Собравшись в ближайшие деревни в надежде отыскать что-либо из съестного и боясь, что четырехлетние близнецы ее с тою же целью пойдут по селу и с ними может случиться непоправимое, Степанида наглухо закрыла ставни, заперла на замок дверь, покинув дом затемно, когда дети спали. Откуда ей было знать, что в трех верстах от Завидова, на степной дороге, упадет она в голодном обмороке и затем, подобранная и отправленная в районную больницу, пролежит там в беспамятстве целую неделю, а когда придет в себя, вспомнит про ребят, про то, что оставила их взаперти, никого из соседей не предупредив об этом, и рванется к двери с душераздирающим воплем: «Скорее, скорее, люди добрые, они помрут там!!!» — будет уже поздно… Изломает руки, в кровь искусает губы, повыдирает половину волос из не чувствующей боли головы и не заметит, не удивится даже, что они у нее уже не черные, как прежде, а белые — длинные, мягкие и волнистые, их так любил гладить, бывало, ее муж, которого незадолго до этого переехало трактором неподалеку от того места, где и она упала в обмороке.
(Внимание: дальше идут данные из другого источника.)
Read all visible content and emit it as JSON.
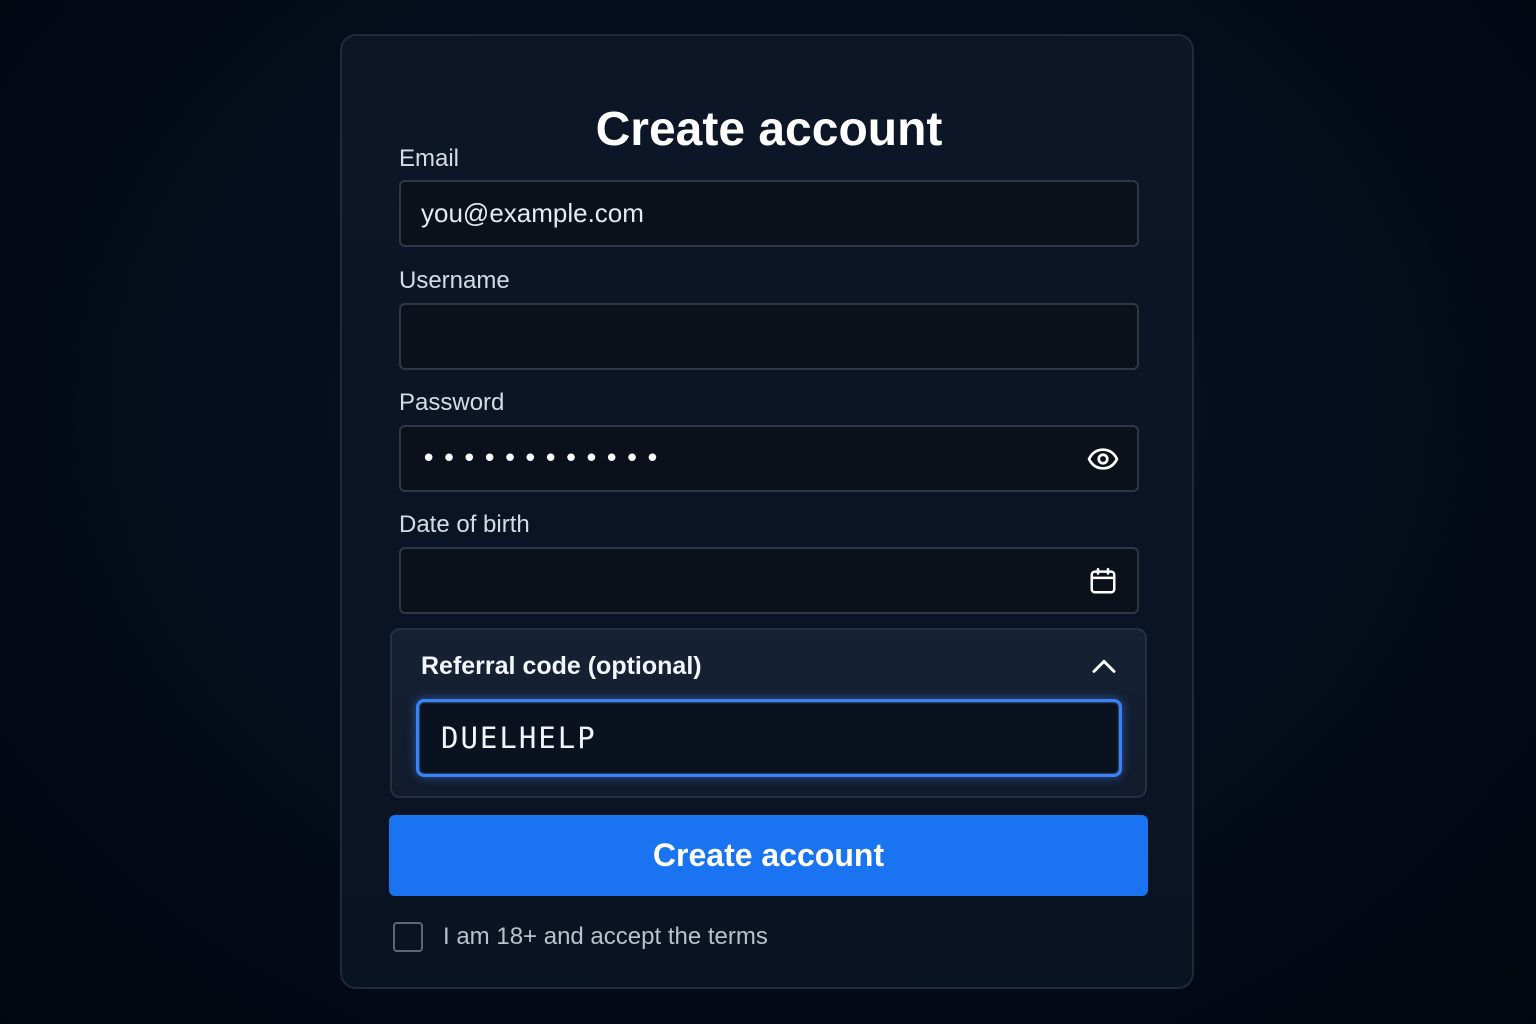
{
  "form": {
    "title": "Create account",
    "email": {
      "label": "Email",
      "placeholder": "you@example.com",
      "value": ""
    },
    "username": {
      "label": "Username",
      "placeholder": "",
      "value": ""
    },
    "password": {
      "label": "Password",
      "masked_value": "••••••••••••",
      "toggle_icon": "eye-icon"
    },
    "date_of_birth": {
      "label": "Date of birth",
      "value": "",
      "icon": "calendar-icon"
    },
    "referral": {
      "title": "Referral code (optional)",
      "expanded": true,
      "toggle_icon": "chevron-up-icon",
      "value": "DUELHELP"
    },
    "submit_label": "Create account",
    "terms": {
      "label": "I am 18+ and accept the terms",
      "checked": false
    }
  },
  "colors": {
    "accent": "#1a73f0",
    "focus_ring": "#3b82f6",
    "background": "#030a17",
    "card": "#0b1424"
  }
}
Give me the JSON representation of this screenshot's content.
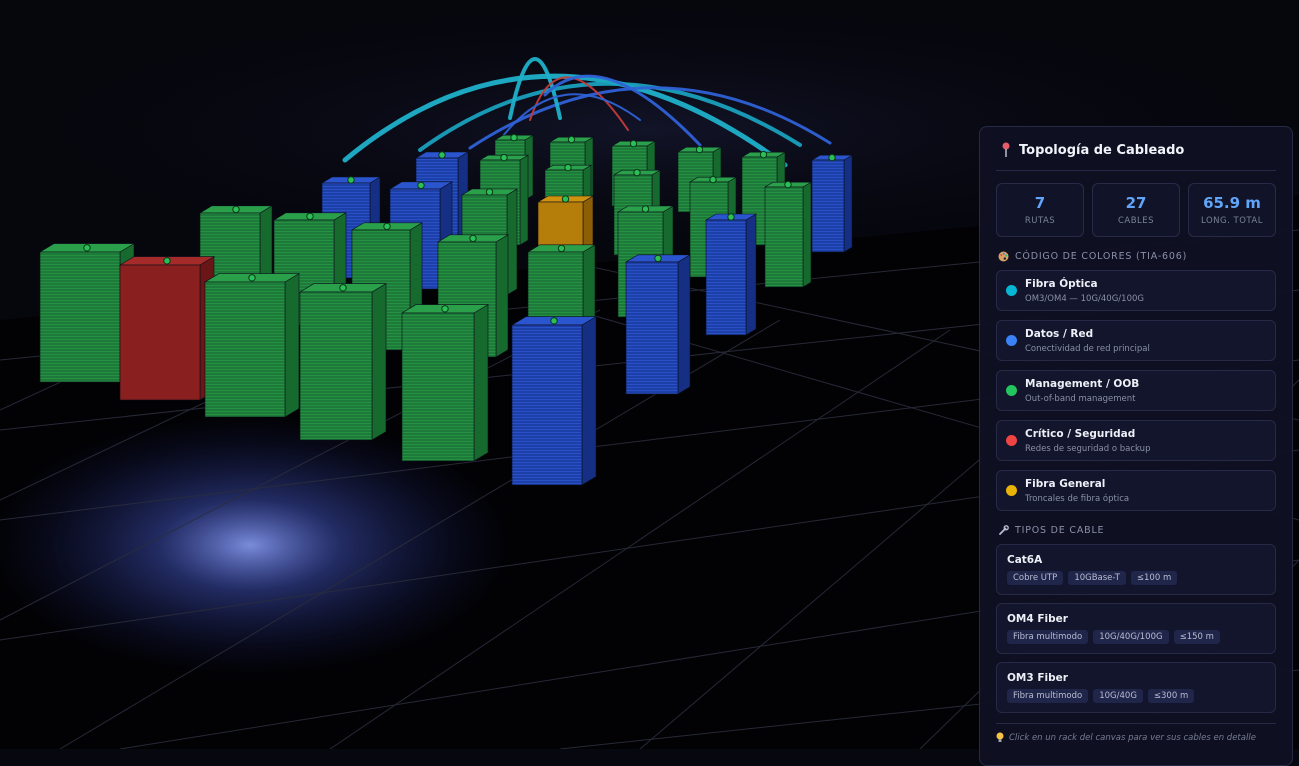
{
  "panel": {
    "title": "Topología de Cableado",
    "title_icon": "pushpin-icon",
    "stats": [
      {
        "value": "7",
        "label": "RUTAS"
      },
      {
        "value": "27",
        "label": "CABLES"
      },
      {
        "value": "65.9 m",
        "label": "LONG. TOTAL"
      }
    ],
    "color_code_title": "CÓDIGO DE COLORES (TIA-606)",
    "legend": [
      {
        "name": "Fibra Óptica",
        "desc": "OM3/OM4 — 10G/40G/100G",
        "color": "#06b6d4"
      },
      {
        "name": "Datos / Red",
        "desc": "Conectividad de red principal",
        "color": "#3b82f6"
      },
      {
        "name": "Management / OOB",
        "desc": "Out-of-band management",
        "color": "#22c55e"
      },
      {
        "name": "Crítico / Seguridad",
        "desc": "Redes de seguridad o backup",
        "color": "#ef4444"
      },
      {
        "name": "Fibra General",
        "desc": "Troncales de fibra óptica",
        "color": "#eab308"
      }
    ],
    "cable_types_title": "TIPOS DE CABLE",
    "cable_types": [
      {
        "name": "Cat6A",
        "tags": [
          "Cobre UTP",
          "10GBase-T",
          "≤100 m"
        ]
      },
      {
        "name": "OM4 Fiber",
        "tags": [
          "Fibra multimodo",
          "10G/40G/100G",
          "≤150 m"
        ]
      },
      {
        "name": "OM3 Fiber",
        "tags": [
          "Fibra multimodo",
          "10G/40G",
          "≤300 m"
        ]
      }
    ],
    "hint": "Click en un rack del canvas para ver sus cables en detalle"
  }
}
Теперь она едва ли смогла бы объяснить, почему, отчего не открыла селянам тогда страшной беды своей, зачем не вспомнила, что на миру любое несчастье переносится легче, недаром же и пословица про то сложена, отчего не побежала к соседке, подруге своей с самых малых лет, не рассказала ей, не отворилась сердцем, зачем навлекла на себя ужасную молву? Глухой ночью завернула Ванюшку и Миньку в дерюгу, унесла в конец огорода, механически, почти не соображая, что делает, выкопала неглубокую яму, положила в нее сверток и быстро закопала. Так у плетня, под молодой ветлой, взявшейся от сырого кола в плетне, над рекой, в которой еще совсем недавно купалась сама и купала своих ребятишек Степанида Луговая, вырос чуть приметный могильный холмик. Той же ночью и зажглись перед образами две лампадки, и той же, быть может, ночью вскипели на сердце молодой женщины слова страшной ее молитвы.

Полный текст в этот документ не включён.